Entry Six
I can't help but think of her. I haven't seen her much over the past few days but she lingers in my thoughts; my spare moments drifting to her. I don't know if she shares my attraction but it's there, rapidly reminding me.
It's hard not to notice her, she doesn't even know the energy she radiates. I have all these unfamiliar urges about her, to protect her, to claim her, to do...I don't know.
All I know is that I won't be able to do nothing for much longer.

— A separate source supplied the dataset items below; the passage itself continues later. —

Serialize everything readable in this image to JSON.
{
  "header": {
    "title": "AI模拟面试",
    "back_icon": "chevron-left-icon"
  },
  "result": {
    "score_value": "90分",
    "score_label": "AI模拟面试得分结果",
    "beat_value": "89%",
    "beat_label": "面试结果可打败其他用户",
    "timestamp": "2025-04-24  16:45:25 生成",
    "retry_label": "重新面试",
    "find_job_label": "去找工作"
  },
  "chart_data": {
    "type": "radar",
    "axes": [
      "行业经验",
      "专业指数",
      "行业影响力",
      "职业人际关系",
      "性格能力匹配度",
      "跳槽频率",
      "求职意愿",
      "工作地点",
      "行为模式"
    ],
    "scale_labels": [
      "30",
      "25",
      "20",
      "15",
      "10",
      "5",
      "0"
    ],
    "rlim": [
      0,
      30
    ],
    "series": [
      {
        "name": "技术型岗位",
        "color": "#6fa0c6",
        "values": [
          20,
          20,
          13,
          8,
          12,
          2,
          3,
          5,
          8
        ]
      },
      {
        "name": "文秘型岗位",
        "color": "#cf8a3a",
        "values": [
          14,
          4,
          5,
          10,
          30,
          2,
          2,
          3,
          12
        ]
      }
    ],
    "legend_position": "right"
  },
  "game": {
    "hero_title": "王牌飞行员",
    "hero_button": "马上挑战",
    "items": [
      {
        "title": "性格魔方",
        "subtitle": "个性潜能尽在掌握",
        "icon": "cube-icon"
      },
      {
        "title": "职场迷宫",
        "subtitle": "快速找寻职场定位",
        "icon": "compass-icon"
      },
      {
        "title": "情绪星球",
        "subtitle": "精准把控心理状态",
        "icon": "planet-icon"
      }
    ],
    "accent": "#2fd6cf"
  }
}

The desire is getting stronger and I feel like I'm drowning without her, without knowing her taste, without knowing her body, without knowing what makes her...
I'm going to do something soon, I just hope that she doesn't push me away.
Today I have the internship and I'm excited. I'm walking to the Base where hopefully I'll be able to get a card for the Trainst. I haven't talked much to Alaric, he's been really busy which I'm not complaining about.
I haven't seen Sebastian. We haven't had a chance to talk about it and I'm glad although I know I can't avoid it forever. I like Sebastian but I can't help feeling guilty even through the kiss was great.
I sigh and walk through the doors. I wander around for a few minutes before I sigh, finding nothing. I don't have much time before I should be there and I'm not going to be late. I walk around, trying to find either Sebastian or Alairc or someone who can help me.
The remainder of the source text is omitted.